Macedonian coach and former footballer

Jeton Beqiri (born 18 June 1982) is a Macedonian professional football coach and former footballer. He is the head coach of Gabala in the Azerbaijan Premier League and has held multiple roles at the club, including head coach, assistant coach, and youth coach. Beqiri has also managed clubs in North Macedonia, Albania, and Saudi Arabia.

== Managerial career ==
=== Early career ===
Beqiri began his managerial career with Drita Bogovinë in 2008, where he remained until 2012. During this period, he gained experience in senior football management at domestic level.

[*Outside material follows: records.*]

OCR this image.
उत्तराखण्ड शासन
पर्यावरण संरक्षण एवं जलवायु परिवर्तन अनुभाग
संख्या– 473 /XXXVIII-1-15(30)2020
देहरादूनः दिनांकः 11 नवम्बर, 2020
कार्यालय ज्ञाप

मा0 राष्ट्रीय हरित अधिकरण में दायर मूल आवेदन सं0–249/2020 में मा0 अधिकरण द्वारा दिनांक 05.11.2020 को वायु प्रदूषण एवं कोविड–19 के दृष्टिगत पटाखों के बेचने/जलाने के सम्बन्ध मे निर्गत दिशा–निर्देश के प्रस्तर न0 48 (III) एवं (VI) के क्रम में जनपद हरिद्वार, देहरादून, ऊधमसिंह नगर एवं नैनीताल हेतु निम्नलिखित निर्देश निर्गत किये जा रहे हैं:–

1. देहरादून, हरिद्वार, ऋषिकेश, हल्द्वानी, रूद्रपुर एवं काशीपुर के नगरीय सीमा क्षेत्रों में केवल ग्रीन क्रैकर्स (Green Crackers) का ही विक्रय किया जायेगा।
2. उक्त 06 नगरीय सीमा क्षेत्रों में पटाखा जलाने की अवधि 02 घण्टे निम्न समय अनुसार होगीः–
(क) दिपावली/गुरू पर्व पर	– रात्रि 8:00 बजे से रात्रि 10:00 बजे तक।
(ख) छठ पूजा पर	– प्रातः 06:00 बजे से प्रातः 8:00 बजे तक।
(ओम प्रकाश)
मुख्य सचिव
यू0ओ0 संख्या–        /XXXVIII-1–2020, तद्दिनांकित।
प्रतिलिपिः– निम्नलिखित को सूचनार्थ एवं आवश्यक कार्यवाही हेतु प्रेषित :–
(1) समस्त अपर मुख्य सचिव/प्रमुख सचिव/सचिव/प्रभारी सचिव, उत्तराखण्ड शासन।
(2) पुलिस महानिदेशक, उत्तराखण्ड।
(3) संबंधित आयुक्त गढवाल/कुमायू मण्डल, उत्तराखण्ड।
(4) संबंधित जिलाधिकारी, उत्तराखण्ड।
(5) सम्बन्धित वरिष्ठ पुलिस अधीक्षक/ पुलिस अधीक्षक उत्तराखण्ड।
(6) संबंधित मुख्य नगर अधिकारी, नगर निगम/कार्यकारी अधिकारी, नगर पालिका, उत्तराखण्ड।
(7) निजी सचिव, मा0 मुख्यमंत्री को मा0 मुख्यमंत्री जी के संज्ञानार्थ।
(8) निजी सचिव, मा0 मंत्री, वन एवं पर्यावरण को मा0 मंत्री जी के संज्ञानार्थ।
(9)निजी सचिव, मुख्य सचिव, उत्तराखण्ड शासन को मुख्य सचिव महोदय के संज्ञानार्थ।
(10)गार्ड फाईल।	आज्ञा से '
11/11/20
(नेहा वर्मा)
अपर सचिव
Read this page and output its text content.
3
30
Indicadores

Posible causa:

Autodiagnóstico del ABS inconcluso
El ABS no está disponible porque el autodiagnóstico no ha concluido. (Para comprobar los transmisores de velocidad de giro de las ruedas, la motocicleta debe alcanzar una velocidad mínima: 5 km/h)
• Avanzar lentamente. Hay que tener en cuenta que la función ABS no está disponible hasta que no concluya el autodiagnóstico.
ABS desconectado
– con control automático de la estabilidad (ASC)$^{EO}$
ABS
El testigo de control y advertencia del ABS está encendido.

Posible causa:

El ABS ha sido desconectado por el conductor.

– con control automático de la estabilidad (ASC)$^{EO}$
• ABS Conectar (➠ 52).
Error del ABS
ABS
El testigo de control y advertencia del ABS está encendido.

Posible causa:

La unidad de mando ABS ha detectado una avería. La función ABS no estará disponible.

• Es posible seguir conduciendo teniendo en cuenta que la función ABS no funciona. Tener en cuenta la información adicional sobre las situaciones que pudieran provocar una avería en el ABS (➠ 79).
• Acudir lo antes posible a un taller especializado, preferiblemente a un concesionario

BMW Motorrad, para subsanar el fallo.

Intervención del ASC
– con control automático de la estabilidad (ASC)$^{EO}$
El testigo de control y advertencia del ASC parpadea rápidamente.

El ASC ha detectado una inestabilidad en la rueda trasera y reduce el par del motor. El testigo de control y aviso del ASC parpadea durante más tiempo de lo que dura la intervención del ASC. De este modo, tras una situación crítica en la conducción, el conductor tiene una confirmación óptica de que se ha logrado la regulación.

He was appointed head coach of Gostivari for the 2012–13 season before returning briefly to Drita Bogovinje in 2013.

=== Shkëndija ===
Beqiri has had several spells at KF Shkëndija. He initially joined the club as an assistant coach in 2014 and was promoted to head coach in 2015. After a further period as assistant coach, he again served as head coach in 2016.

In 2017, Beqiri worked within Shkëndija’s youth system, contributing to player development and maintaining continuity with the club’s sporting philosophy.

In 2024, he was reappointed head coach of Shkëndija.

=== Other clubs ===
Beqiri has also worked outside North Macedonia. He served as assistant coach at KF Flamurtari in Albania during the 2017–18 season, before returning to manage KF Renova in 2018.

Later in 2018, he was appointed head coach of Struga, a position he held until 2020. From 2021 to 2022, he managed Albanian club KF Bylis Ballsh.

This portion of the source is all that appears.